The first recommendation calls for changing the association’s name to the Mid-South Baptist Association. “This will better reflect our true identity as a regional association and remove geographical (county and state) boundaries that limit participation,” Wilburn reported in a column on the association’s Web site.

The second is to change the mission statement to define the association as “a fellowship of Southern Baptist churches organized to fulfill the Great Commission.”

An implementation plan calls for introducing, explaining and implementing the new model by fall of 2004, including a constitutional convention, and over two years developing a conference center for leadership development and to serve as a hub for a new church-starting network. The church-planting network, the proposal says, will work in partnership with churches, associations, state conventions, the North American Mission Board and Memphis-based Mid-America Baptist Theological Seminary.

Members of the blue-ribbon committee proposing the expansion include Adrian Rogers, a former president of the Southern Baptist Convention and pastor of the 27,000-member Bellevue Baptist Church in Cordova, Tenn.

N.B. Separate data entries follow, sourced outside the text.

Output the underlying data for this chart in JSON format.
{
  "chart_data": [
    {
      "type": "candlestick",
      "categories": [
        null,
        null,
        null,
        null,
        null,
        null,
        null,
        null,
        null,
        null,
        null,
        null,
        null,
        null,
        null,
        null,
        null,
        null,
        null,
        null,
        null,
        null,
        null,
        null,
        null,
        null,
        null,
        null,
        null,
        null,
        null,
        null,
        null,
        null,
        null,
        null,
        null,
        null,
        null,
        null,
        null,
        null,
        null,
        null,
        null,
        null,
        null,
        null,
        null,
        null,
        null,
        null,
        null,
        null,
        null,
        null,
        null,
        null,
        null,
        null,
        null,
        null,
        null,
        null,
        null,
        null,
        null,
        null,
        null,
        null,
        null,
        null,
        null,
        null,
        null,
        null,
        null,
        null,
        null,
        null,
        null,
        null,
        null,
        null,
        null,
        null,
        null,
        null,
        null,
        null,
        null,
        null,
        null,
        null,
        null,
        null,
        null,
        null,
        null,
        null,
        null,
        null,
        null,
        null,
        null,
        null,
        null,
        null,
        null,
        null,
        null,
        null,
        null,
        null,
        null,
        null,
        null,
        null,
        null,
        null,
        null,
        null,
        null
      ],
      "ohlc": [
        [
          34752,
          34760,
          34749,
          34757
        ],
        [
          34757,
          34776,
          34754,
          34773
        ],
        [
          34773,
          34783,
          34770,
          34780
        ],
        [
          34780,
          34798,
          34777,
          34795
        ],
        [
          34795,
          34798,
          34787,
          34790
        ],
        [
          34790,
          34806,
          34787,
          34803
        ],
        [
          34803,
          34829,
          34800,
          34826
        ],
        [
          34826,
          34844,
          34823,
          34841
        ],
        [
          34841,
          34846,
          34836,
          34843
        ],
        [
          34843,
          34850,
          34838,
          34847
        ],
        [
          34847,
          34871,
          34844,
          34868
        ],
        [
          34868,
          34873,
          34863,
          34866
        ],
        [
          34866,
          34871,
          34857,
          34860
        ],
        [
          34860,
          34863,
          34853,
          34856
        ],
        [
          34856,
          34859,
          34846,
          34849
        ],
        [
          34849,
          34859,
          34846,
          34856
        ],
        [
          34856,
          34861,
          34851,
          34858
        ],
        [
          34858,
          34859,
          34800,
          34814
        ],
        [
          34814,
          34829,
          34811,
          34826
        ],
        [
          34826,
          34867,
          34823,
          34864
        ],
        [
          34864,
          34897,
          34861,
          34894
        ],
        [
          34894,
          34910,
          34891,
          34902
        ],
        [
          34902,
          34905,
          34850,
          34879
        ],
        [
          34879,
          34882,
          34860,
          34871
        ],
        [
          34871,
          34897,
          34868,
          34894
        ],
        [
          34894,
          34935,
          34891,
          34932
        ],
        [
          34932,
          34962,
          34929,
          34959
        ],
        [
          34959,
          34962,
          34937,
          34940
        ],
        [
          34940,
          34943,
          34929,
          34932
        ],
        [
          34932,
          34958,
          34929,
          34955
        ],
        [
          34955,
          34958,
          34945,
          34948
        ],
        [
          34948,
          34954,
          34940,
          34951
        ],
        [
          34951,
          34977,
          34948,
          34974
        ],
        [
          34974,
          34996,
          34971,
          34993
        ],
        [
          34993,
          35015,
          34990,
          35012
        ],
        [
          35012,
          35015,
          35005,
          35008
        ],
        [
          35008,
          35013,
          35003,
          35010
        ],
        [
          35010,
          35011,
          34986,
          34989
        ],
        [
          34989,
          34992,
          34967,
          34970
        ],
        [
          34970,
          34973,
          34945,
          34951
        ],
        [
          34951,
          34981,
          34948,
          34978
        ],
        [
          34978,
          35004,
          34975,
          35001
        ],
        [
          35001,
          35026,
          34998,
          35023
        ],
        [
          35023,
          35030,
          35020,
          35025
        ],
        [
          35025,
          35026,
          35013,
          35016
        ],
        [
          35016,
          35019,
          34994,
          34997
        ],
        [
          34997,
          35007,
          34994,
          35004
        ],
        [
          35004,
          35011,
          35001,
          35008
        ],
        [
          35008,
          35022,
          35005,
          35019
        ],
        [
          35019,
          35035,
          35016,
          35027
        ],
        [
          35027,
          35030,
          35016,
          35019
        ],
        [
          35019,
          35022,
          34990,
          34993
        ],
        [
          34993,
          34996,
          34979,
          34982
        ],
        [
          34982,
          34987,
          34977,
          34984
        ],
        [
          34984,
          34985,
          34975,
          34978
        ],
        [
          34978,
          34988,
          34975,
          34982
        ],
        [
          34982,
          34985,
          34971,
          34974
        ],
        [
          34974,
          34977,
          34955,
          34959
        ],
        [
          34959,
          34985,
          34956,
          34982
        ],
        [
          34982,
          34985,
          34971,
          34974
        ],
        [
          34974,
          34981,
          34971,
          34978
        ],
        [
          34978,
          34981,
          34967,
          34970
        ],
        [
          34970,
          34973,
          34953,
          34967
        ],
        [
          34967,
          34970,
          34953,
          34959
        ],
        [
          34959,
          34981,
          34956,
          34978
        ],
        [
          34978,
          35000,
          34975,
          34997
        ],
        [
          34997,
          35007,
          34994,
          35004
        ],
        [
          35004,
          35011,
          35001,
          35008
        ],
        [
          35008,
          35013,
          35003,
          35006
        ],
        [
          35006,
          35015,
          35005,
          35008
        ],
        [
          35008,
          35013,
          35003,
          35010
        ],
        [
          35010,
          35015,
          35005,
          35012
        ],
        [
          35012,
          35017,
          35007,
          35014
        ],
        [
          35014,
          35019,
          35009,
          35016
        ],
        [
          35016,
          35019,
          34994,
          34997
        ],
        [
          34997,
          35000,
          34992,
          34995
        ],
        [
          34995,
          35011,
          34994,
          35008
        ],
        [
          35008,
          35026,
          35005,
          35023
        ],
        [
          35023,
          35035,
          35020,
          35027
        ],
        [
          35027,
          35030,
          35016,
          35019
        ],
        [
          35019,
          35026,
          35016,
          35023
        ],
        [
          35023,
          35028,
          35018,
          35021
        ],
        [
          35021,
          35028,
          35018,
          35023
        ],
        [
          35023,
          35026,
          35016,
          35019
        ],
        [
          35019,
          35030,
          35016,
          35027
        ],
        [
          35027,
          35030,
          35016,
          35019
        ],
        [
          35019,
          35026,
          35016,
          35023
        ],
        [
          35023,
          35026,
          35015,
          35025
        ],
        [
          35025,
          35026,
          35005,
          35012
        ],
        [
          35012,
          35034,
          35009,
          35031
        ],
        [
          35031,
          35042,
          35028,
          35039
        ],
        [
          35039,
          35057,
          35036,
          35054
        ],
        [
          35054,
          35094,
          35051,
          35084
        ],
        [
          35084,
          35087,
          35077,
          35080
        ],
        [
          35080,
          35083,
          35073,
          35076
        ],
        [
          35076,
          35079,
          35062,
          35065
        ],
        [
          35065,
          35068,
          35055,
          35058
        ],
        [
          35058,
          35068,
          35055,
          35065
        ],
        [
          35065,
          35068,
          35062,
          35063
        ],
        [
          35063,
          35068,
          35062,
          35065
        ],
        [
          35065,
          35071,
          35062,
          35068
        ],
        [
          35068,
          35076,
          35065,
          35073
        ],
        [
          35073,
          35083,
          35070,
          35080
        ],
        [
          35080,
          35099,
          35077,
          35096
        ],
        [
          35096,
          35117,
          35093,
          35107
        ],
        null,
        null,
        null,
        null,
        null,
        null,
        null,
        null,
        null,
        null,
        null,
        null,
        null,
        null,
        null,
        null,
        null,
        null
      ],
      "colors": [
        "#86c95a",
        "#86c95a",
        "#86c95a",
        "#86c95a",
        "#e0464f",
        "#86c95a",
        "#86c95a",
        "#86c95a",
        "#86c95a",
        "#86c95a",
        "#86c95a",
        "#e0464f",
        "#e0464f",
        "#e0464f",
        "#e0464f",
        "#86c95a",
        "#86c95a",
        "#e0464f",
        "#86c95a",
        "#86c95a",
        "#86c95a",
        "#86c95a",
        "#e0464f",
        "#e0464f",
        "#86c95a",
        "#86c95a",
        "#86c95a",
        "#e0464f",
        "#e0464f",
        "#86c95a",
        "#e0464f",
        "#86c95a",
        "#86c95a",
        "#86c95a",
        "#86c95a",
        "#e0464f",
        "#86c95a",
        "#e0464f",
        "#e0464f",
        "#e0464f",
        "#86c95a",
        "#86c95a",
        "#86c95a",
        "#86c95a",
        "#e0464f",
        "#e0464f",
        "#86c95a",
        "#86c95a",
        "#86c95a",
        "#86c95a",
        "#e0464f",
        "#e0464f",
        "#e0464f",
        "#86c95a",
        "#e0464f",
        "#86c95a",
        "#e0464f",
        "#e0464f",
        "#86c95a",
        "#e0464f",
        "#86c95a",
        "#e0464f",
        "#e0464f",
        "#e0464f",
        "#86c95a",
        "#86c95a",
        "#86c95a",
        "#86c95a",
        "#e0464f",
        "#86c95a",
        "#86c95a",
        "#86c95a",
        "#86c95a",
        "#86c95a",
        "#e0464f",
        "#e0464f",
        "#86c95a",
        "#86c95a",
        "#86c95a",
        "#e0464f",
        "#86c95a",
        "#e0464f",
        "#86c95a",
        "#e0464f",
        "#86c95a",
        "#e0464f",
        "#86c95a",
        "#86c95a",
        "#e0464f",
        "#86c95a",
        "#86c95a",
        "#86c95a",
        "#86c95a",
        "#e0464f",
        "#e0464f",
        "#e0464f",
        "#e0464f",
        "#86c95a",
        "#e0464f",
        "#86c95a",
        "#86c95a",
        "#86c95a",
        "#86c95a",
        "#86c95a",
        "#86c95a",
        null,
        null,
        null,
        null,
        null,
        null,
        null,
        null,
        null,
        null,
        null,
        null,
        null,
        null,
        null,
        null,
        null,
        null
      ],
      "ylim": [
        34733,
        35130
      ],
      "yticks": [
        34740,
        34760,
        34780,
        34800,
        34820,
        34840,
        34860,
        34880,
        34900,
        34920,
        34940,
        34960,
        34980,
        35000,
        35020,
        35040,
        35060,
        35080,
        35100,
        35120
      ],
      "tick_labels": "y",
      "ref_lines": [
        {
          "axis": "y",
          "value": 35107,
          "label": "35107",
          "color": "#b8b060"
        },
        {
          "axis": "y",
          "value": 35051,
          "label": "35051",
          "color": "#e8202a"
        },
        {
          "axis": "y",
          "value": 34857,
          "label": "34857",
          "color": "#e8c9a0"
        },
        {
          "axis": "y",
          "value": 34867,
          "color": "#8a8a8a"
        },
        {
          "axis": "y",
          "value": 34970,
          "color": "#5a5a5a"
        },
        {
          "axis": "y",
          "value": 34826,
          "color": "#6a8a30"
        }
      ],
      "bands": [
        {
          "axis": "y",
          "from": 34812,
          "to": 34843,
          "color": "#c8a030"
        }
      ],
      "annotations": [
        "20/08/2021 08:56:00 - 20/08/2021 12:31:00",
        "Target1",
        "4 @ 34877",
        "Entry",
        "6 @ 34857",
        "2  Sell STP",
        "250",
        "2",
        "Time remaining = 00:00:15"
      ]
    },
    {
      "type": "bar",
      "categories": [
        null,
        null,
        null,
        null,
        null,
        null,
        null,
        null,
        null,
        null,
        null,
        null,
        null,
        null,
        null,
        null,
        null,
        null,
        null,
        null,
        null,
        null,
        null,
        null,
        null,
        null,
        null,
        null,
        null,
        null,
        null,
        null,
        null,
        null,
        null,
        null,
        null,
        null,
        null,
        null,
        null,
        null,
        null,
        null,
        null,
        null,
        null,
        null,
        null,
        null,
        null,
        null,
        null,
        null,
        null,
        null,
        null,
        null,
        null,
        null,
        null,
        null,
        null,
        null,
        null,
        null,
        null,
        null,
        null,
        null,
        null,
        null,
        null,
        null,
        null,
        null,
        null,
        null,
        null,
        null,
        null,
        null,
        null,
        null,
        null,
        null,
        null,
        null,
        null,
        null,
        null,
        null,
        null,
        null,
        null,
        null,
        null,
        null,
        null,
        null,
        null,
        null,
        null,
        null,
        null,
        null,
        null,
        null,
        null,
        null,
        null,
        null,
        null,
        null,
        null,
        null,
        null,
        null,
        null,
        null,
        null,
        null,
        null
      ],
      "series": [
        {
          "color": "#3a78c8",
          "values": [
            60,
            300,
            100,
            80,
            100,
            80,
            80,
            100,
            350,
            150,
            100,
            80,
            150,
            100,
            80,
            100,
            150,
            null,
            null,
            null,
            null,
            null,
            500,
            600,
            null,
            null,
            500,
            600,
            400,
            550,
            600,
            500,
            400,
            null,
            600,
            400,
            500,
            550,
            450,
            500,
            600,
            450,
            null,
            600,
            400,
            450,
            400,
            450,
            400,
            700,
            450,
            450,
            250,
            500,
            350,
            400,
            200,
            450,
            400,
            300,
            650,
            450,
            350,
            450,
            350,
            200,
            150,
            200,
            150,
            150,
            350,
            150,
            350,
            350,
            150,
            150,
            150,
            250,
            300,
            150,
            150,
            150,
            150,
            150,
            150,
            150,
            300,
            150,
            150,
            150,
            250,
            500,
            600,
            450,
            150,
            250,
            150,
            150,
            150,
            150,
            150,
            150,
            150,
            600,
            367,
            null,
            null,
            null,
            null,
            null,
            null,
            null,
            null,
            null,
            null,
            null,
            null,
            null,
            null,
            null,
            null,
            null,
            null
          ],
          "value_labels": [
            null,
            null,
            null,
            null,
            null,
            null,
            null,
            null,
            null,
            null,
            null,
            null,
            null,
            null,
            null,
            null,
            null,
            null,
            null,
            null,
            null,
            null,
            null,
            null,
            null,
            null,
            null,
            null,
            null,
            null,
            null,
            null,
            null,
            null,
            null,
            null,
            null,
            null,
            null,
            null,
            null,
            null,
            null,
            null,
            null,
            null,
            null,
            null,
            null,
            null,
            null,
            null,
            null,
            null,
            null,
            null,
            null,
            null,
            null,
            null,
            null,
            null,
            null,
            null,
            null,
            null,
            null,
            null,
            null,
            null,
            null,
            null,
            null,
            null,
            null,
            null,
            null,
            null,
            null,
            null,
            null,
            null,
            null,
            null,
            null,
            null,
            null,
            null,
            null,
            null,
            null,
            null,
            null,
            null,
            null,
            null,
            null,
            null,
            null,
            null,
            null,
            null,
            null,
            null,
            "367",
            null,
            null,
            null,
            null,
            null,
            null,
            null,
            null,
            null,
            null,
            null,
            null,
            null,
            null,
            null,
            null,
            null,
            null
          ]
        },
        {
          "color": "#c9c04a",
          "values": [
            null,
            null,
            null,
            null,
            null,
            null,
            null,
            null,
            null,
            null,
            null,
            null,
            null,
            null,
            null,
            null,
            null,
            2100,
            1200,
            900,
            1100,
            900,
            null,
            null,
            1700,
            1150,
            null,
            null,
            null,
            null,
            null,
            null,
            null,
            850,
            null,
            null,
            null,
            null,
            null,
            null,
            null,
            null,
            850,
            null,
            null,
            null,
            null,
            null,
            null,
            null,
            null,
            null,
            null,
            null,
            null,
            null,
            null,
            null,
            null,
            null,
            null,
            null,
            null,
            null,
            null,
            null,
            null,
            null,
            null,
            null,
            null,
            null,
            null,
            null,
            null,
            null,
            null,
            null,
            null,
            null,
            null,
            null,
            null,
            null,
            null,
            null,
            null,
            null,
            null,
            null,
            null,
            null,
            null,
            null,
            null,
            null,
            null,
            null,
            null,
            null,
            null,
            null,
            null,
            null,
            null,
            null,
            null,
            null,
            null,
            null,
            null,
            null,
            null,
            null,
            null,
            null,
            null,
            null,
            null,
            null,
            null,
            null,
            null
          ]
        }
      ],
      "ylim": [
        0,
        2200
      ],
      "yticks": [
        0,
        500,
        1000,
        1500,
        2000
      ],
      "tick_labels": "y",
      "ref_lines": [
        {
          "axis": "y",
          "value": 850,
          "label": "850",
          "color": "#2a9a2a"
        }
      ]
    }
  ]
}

Other members include Dale Ellenburg, academic vice president at Mid-American Baptist Theological Seminary; Sam Shaw and Mark Morris, respectively senior pastor and pastor for missions and ministries at Germantown Baptist Church; Danny Sinquefield, pastor of Faith Baptist Church in Bartlett, Tenn.; Dale Gravatt of Wells Station Baptist Church in Memphis; Davy Henderson of Covenant Baptist Church in Collierville, Tenn.; Bob Pitman of Kirby Woods Baptist Church; and Billy Skinner, Greg Spears and Wilburn from the Shelby Baptist Association staff.

While the task group is comprised of conservative Southern Baptists, their thinking parallels that of moderates in North Carolina, who, weary of yearly battles for control of the state convention, are discussing forming new regional structures based on affinity rather than geography.

Bob Allen is managing editor of EthicsDaily.com.